My premature babies spent a total of two months in the Newborn Intensive-Care Unit and I, recovering from Caesarean-section deliveries both times, visited them in the hospital at least once every day after I was released.
Obviously, I’ve proven myself to be an extreme case, but I am not the only woman to have a difficult pregnancy and delivery. Pregnant women are not disabled; they are pregnant. We are not all movie stars with live-in cooks, drivers and housekeeping staff. We do not all have bodies that bounce back to fighting shape after two weeks. And isn’t it unreasonable to expect such a performance?

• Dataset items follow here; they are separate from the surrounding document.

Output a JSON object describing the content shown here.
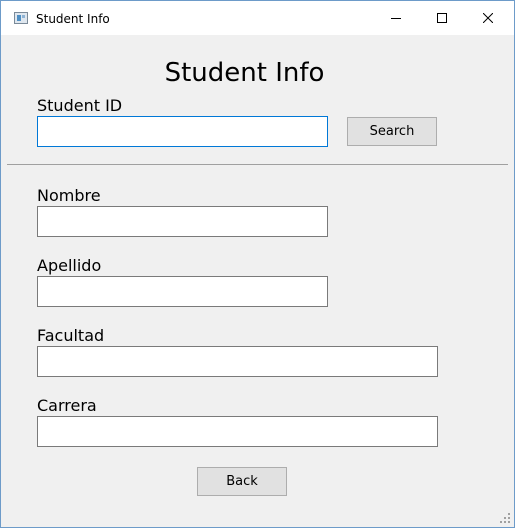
{
  "window": {
    "title": "Student Info",
    "controls": {
      "minimize_icon": "minimize-icon",
      "maximize_icon": "maximize-icon",
      "close_icon": "close-icon"
    }
  },
  "form": {
    "heading": "Student Info",
    "student_id": {
      "label": "Student ID",
      "value": "",
      "placeholder": ""
    },
    "search_label": "Search",
    "nombre": {
      "label": "Nombre",
      "value": ""
    },
    "apellido": {
      "label": "Apellido",
      "value": ""
    },
    "facultad": {
      "label": "Facultad",
      "value": ""
    },
    "carrera": {
      "label": "Carrera",
      "value": ""
    },
    "back_label": "Back"
  },
  "colors": {
    "window_bg": "#f0f0f0",
    "focus_border": "#0078d7",
    "button_bg": "#e1e1e1"
  }
}
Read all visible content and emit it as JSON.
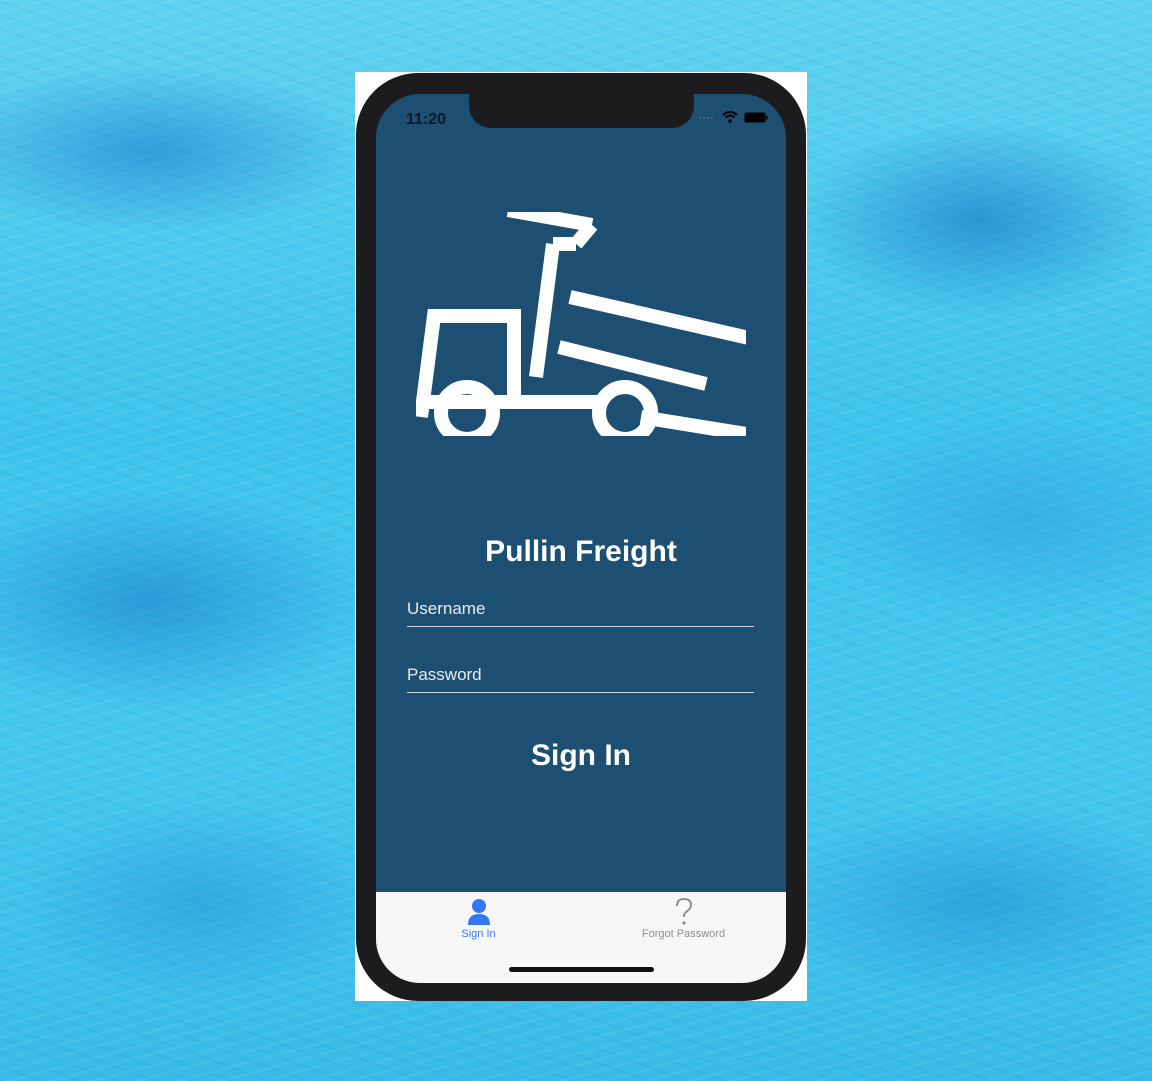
{
  "status_bar": {
    "time": "11:20",
    "icons": [
      "signal-icon",
      "wifi-icon",
      "battery-icon"
    ]
  },
  "app": {
    "title": "Pullin Freight",
    "logo_icon": "dump-truck-icon"
  },
  "form": {
    "username_placeholder": "Username",
    "password_placeholder": "Password",
    "sign_in_label": "Sign In"
  },
  "tab_bar": {
    "tabs": [
      {
        "label": "Sign In",
        "icon": "person-icon",
        "active": true
      },
      {
        "label": "Forgot Password",
        "icon": "question-mark-icon",
        "active": false
      }
    ]
  },
  "colors": {
    "screen_background": "#1c4f72",
    "accent": "#3478f6",
    "tab_bar_background": "#f7f7f7",
    "water_background": "#45c8ee"
  }
}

That seems to be the fashion these days. Pregnant women are no longer people to be treated gently, given a chair and a glass of milk, and relieved of heavy burdens. Anymore, pregnancy is ignored, and pregnant women are expected to jog five miles a day until they start labor. It’s not a winning day for women’s rights when we cannot be truthful about the fact that pregnancy can be very difficult.
Contrary to fairytales and tabloid magazines, life after baby is born is not immediately daisies and rainbows. Between the sleep deprivation and hormonal fluctuations, some of us go from pregnant to whacko within the week.
And it never fails, on the day that started at 4 a.m., during which we have changed our own and our babies’ clothes three times for various disgusting reasons, and the dishwasher breaks down, we also run out of diapers and have to make a run for the drugstore with all our children in their finest ratty hair and peanut butter faces, and it is a disaster. The last thing we need is to escort the messy, unruly bunch through a parking lot.
Too bad Bill 1940 did not get considered more seriously. However, legislation is not needed for parking lots and garages to accommodate pregnant women and mothers with small children.
A merchandiser you might have heard of – Babies R Us – designates its first row to handicapped and pregnant parkers. Ikea offers “family” parking front and center next to the loading zone. And in Utah (baby capital of the country), certain grocery stores have “mothers” parking right up close to the building.
My children are healthy and generally happy. All is well that ends well. However, my life as a pregnant and postpartum woman would have been more pleasant with the small consideration of a special parking permit. Maybe there aren’t enough handicap parking spots available for every pregnant woman to be provided with such a privilege, but a handful who truly need it could not be impossible to accommodate.
Every day I see pregnant women lumbering through parking lots, often dragging a toddler beside them. Wouldn’t we all be safer and more comfortable if these brave souls had the option of parking as far from traffic as possible?